Article ID | Journal | Published Year | Pages | File Type |
---|---|---|---|---|
532227 | Pattern Recognition | 2013 | 11 Pages |
In recent years, massive amounts of web image data have been emerging on the web. How to precisely label these images is critical and challenging to modern image search engines. Due to the fact that web image contents are more and more complex, existing image-level tagging methods may become less effective and hardly achieve satisfactory performance. This raises an urgent need for the fine-grained tagging, e.g., region-level tagging. In this work, we study how to establish mapping between tags and image regions. In particular, a novel hierarchical local image tagging method is proposed to simultaneously assign tags to all the regions within the same image. We propose a Laplacian Joint Group Lasso (LJGL) model to jointly reconstruct the regions within a test image with a set of labeled training data. The LJGL model not only considers the robust encoding ability of joint group lasso but also preserves local structural information embedded in test regions. Besides, we extend the LJGL model to a kernel version in order to achieve the non-linear reconstruction. An effective algorithm is devised to optimize the objective function of the proposed model. Tags of training data are propagated to the reconstructed regions according to the reconstruction coefficients. Extensive experiments on four public image datasets demonstrate that our proposed models achieve significant performance improvements over the state-of-the-art methods in local image tagging.

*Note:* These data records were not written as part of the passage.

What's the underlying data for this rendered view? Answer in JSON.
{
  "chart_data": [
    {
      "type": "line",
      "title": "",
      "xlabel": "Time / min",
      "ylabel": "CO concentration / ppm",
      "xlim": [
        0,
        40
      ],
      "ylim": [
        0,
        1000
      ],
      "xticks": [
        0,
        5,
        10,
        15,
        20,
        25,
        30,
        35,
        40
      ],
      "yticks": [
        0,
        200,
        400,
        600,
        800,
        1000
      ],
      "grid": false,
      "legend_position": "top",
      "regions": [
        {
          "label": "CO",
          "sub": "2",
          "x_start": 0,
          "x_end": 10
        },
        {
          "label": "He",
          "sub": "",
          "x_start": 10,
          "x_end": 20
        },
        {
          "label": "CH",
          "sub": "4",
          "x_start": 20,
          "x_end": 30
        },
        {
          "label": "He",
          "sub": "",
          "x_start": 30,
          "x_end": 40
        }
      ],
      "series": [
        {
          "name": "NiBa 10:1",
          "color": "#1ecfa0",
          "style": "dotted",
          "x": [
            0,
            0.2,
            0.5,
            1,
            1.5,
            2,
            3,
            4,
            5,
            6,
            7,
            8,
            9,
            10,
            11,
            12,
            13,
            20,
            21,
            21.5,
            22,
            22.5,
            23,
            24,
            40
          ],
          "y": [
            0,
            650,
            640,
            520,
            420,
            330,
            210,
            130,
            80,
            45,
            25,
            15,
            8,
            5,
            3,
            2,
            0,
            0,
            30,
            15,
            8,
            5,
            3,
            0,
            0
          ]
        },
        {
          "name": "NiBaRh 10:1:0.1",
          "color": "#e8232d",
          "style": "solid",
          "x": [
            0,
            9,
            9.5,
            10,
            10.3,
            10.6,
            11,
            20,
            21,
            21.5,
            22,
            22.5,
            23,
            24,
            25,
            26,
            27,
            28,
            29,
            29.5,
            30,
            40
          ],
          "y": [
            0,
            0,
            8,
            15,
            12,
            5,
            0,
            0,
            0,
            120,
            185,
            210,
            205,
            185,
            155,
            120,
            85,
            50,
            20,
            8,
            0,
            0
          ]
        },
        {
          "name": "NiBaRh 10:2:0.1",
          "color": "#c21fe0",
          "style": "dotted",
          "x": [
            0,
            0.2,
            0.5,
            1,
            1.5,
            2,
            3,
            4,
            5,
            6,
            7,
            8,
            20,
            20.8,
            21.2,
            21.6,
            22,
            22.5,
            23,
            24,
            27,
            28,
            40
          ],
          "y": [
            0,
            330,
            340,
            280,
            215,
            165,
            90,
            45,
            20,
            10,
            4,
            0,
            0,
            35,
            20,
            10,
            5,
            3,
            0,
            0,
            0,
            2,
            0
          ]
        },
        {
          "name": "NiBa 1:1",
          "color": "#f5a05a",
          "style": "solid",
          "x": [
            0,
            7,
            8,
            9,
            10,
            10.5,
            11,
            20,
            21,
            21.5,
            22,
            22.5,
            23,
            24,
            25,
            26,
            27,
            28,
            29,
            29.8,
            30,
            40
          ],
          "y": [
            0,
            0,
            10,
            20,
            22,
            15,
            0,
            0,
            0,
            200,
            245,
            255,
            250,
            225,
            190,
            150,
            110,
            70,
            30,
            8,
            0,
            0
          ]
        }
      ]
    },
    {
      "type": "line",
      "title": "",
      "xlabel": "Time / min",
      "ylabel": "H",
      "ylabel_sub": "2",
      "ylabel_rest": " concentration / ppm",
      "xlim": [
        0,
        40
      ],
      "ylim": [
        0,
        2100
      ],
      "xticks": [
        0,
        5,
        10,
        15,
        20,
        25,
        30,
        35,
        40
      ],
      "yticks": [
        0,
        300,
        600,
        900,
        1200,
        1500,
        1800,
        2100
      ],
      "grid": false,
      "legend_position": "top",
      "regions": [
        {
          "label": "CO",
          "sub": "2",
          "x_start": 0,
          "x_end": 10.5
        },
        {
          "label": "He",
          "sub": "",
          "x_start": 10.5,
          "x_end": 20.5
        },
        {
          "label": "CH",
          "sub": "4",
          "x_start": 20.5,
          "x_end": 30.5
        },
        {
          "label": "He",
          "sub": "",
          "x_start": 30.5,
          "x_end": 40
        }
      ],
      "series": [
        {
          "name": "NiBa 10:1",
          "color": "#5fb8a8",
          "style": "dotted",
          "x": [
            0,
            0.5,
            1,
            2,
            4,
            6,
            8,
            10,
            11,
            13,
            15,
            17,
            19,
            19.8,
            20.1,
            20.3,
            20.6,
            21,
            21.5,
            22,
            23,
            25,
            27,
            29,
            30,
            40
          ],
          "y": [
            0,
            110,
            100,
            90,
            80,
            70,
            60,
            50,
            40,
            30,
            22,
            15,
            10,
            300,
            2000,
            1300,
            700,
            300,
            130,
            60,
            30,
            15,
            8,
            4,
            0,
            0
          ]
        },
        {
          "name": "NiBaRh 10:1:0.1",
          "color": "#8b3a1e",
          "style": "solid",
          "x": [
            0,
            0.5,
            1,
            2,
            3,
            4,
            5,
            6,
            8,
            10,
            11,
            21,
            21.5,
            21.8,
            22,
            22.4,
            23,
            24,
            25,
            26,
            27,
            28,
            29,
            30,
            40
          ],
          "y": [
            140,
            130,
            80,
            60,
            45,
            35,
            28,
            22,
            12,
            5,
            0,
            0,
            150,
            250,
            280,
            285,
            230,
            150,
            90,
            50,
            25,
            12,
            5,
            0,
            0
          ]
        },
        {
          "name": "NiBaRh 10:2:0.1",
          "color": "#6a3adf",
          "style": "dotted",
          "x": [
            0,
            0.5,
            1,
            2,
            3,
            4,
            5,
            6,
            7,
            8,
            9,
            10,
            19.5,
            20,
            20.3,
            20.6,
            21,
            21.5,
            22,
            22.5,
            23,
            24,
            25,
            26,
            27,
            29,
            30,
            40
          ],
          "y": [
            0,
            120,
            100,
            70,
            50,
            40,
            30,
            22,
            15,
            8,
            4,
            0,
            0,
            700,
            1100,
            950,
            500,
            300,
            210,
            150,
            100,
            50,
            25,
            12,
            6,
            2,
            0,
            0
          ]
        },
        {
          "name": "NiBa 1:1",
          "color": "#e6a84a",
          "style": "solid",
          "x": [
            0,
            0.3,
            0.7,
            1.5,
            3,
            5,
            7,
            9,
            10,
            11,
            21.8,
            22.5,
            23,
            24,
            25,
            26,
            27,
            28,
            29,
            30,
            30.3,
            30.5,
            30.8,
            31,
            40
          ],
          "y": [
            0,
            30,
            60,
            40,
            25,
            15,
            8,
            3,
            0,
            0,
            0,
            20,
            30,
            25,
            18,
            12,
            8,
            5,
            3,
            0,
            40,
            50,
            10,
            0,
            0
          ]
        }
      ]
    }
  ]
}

► We devise a novel hierarchical local image tagging method for setting up correspondence between tags and image regions. ► A graph regularized joint group sparse coding is proposed to simultaneously reconstruction all regions within the same images. ► We generalize the proposed model to a kernel version which can handle non-linear reconstruction cases. ► An efficient algorithm is developed to optimize the proposed algorithm. ► Extensive experiments on multiple real-world image datasets are conducted to illustrate the superiority of our method.